全く問題がない“完璧”な家庭はありません。子どもの成長とともに訪れる課題に全員が「チーム」として取り組み、自分達らしい家族を形成すること--それが「ファミリー・ビルディング」の考え方です。幼児教育を通して6000人以上の子どもと接し、数多くの家庭をコンサルティングしてきた山本直美さんが、悩めるデュアラー世代へアドバイスします。第11回のテーマは「帰省時のコミュニケーション」。年末年始の帰省はにぎやかで楽しい半面、家族だけの場合と勝手が違うので何だか調子が狂うことも。

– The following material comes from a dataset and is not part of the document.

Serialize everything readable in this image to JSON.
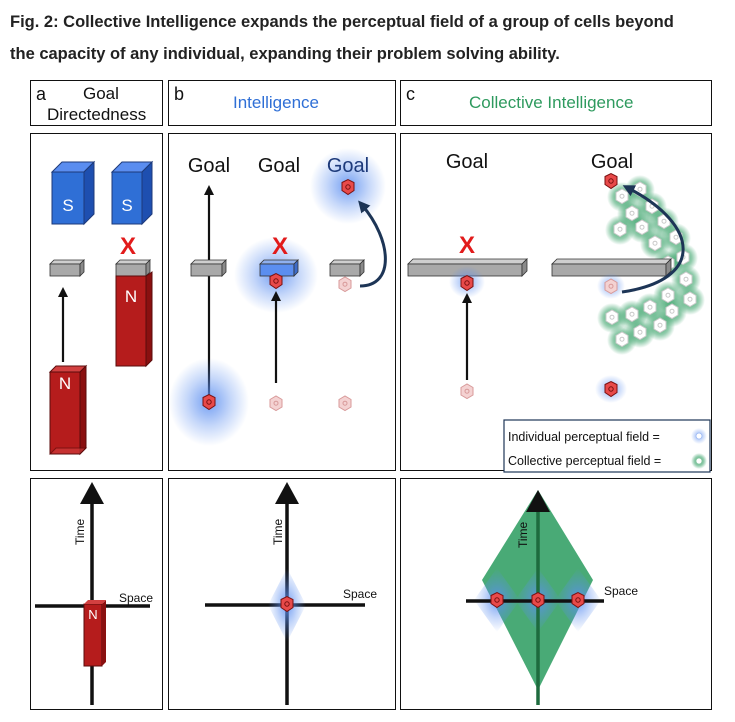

実家の父母や子ども達への対応やスムーズなコミュニケーションについて山本さんに聞いてみました。

 こんにちは。チャイルド・ファミリーコンサルタントの山本直美です。

 12月は帰省シーズン。パパとママ、どちらかの実家で年末年始を過ごす家庭も多いはず。わが家に暗黙の「ルール」があるのと同様、実家にもその家々のやり方がありますよね。「おうちではいつもこうしているのに、おじいちゃんのおうちではやらなくていいの?」などと子どもに聞かれて、「うーん……」と口ごもってしまうことも。帰省時に余計な衝突を増やさず、実家でも気持ち良く年末年始を迎えたいですね。

帰省時の「あるある」。こんなとき、親としてどう対応する?

【子どもへの対応】

 まず、「そのおうちのルールに従う」ことを“基本”としましょう。

 久しぶりに会うおじいちゃん、おばあちゃんに、ついついうれしくて調子に乗ってしまう子ども達。はしゃぎ過ぎて「怪獣状態」になっているのを見て、親としては「いつもはきちんとしつけているのに……」と心配になるかもしれません。

 でも、子どもにとって大好きなおじいちゃん、おばあちゃんと過ごす時間は、信頼関係を築き自己肯定感を高める時間でもあります。「日常と違う」ということをあらかじめ理解し、事前に「おじいちゃんやおばあちゃんに、おもちゃを買ってあげようかと言われたら何て言おうか?」などとお話ししてみてください。

 「やっちゃダメよ、もらっちゃダメよ」と禁止されると素直に聞けないことも、「何て言ったら喜んでくれるかなぁ?」「○○できるかな?」と提案型にしてあげると、子どもも受け入れやすくなります。

 お片付けをやらなくていい、寝る時間が遅くなる、お菓子・ゲームの時間などの制限がなくなる、など親としては困ったことが多くても、ある程度は目をつぶり、必要以上にイライラしないよう心がけましょう。

 たった数日で、しつけてきたものが消えるわけではありません。自分の家以外の場所で、子ども達も社会性を養っていますから、「その家に行けばその家のルールがある」ということを学ぶ機会でもあります。

【自分の実家の親への対応】

 自分の実家に帰ると、「実父母のやり方」と「自分達のやり方」が違ってよくケンカになるというパパ・ママの声もよく聞きます。

 今と昔では、育児のやり方も常識も、だいぶ変わってきていますね。

 例えば、トイレトレーニング。もうすぐ3歳なのになかなか完全におむつが外れないのを見て、実母に「あなたが赤ちゃんのときは1歳半でオムツ外れたわよ!」と言われ、色々指導が入って困っています……というママからのご相談もありました。

 また、自分が子どものころには禁止されていた「夜はアイスを食べてはいけない」「食事中にはテレビをつけない」「買い食いはしない」などを孫には許している姿を見て、心の中で“ずるくない? 孫には甘いんだから!”なんてことも起こるでしょう。

 立場の違いからくる行動ですから、むきになることはないと思います。どうしても言いたいことはケンカごしにならないよう、伝え方さえ気を付ければ問題ないのではないでしょうか。